Twitter’s API docs are pretty good, but I ran into an issue with node-oauth with an error coming back from:
POST /statuses/update.json
which returned this message:
{ statusCode: 401,
data: '{"errors":[{"code":32,"message":"Could not authenticate you."}]}' }
which is odd because using the node-oauth library to authenticate and then call any of the GET apis with node-oauth was working fine. If you Google this error there’s numerous posts about this error for all number of reasons, so I’m not sure it’s a particularly specific message.

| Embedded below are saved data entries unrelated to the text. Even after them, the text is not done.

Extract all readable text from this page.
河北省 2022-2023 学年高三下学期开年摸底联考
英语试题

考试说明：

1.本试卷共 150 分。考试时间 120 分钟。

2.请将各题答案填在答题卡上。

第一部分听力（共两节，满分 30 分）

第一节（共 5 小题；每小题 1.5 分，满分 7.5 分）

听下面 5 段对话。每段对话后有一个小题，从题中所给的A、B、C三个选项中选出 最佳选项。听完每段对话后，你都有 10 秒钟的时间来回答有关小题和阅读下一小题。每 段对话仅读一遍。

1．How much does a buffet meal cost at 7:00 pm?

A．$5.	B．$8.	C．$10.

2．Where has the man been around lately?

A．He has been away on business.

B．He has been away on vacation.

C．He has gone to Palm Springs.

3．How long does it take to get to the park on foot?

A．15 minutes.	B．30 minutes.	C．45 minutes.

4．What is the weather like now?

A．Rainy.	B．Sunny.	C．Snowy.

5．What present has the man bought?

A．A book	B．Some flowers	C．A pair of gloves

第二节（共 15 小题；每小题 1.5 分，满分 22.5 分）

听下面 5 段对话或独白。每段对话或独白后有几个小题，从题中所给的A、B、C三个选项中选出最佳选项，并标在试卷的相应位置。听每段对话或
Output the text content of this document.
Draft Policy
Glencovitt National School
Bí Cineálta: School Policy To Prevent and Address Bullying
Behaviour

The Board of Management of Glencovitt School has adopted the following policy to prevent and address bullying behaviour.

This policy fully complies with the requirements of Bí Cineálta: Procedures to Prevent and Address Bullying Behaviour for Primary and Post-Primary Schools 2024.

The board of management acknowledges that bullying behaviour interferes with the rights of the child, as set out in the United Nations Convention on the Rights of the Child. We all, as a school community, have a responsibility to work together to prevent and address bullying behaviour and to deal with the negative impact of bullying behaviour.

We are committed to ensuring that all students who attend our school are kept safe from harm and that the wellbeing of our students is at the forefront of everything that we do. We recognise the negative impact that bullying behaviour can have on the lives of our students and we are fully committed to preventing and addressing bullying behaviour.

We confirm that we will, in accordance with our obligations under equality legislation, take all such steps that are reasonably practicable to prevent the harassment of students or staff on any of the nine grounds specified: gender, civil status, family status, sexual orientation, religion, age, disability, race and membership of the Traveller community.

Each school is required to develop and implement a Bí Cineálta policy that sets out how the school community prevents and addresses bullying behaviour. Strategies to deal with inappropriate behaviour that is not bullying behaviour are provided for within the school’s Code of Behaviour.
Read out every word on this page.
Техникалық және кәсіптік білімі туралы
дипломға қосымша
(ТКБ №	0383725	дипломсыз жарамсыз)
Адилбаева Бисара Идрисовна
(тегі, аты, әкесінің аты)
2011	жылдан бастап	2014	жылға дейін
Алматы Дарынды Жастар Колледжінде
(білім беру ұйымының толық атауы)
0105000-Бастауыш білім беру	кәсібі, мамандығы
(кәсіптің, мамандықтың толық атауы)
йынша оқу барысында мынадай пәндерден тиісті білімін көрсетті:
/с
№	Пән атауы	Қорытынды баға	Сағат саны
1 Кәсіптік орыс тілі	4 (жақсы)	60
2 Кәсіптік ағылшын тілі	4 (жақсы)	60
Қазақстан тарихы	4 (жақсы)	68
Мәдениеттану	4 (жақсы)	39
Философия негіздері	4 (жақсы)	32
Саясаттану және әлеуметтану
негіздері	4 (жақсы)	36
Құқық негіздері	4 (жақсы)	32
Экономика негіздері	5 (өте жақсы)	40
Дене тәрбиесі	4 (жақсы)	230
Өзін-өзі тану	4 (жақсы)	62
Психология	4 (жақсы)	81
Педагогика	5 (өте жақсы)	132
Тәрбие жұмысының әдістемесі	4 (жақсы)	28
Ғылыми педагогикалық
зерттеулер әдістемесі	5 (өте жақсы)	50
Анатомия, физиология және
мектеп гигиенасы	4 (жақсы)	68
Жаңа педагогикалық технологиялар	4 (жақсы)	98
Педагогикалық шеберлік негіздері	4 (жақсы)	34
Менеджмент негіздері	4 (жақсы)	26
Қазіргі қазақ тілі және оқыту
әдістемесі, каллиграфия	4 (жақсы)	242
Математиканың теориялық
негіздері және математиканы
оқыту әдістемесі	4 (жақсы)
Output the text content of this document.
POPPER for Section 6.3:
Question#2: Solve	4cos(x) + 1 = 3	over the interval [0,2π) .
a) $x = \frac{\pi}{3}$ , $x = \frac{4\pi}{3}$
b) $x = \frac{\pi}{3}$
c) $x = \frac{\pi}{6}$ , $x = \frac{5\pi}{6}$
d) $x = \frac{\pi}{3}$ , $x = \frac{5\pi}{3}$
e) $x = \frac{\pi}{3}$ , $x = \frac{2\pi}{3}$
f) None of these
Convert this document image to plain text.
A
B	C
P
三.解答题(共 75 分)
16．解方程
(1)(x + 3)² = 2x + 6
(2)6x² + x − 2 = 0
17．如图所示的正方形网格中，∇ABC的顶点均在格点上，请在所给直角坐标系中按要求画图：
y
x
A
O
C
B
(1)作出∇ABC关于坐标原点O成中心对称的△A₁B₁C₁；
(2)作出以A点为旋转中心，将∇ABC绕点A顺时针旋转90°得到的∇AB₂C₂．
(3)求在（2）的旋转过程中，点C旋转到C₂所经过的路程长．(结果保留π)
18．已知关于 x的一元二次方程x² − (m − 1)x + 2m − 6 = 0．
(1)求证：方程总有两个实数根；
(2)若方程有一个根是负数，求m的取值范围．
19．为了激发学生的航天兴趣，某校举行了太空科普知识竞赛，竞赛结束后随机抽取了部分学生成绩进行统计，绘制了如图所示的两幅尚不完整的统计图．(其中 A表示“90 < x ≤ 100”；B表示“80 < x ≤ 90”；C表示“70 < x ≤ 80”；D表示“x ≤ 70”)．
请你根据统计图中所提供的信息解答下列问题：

Here’s a working example for a GET:
First, use node-oauth to authenticate with your Twitter key, secret, and app access token and secret (which you can set up here):
var oauth = new OAuth.OAuth(
'https://api.twitter.com/oauth/request_token',
'https://api.twitter.com/oauth/access_token',
config.twitterConsumerKey,
config.twitterSecretKey,
'1.0A',
null,
'HMAC-SHA1'
);
Next, using the returned value from this call, make the GET request (it builds the request including the OAUTH headers for you):
//GET /search/tweets.json
oauth.get(
'https://api.twitter.com/1.1/search/tweets.json?q=%40twitterapi',
config.accessToken,
config.accessTokenSecret,
function (e, data, res){
if (e) console.error(e);
console.log(data);
});
Attempting a POST to update the status for this account using the similar api:
var status = "{'status':'test 3 from nodejs'}";
oauth.post('https://api.twitter.com/1.1/statuses/update.json',
config.accessToken,
config.accessTokenSecret,
status,
function(error, data) {
console.log('\nPOST status:\n');
console.log(error || data);
});
And this is the call that returned the error about “could not authenticate”.
Looking through a few other tickets for the node-oauth project, this one gave a clue – this particular issue was about special chars in the body content to the POST, but it gave an example of the body formed like this:
var status = ({'status':'test from nodejs'});
I would have thought passing a String would have worked, but I guess the api is expecting an object? Anyway, this is working, and looks good so far.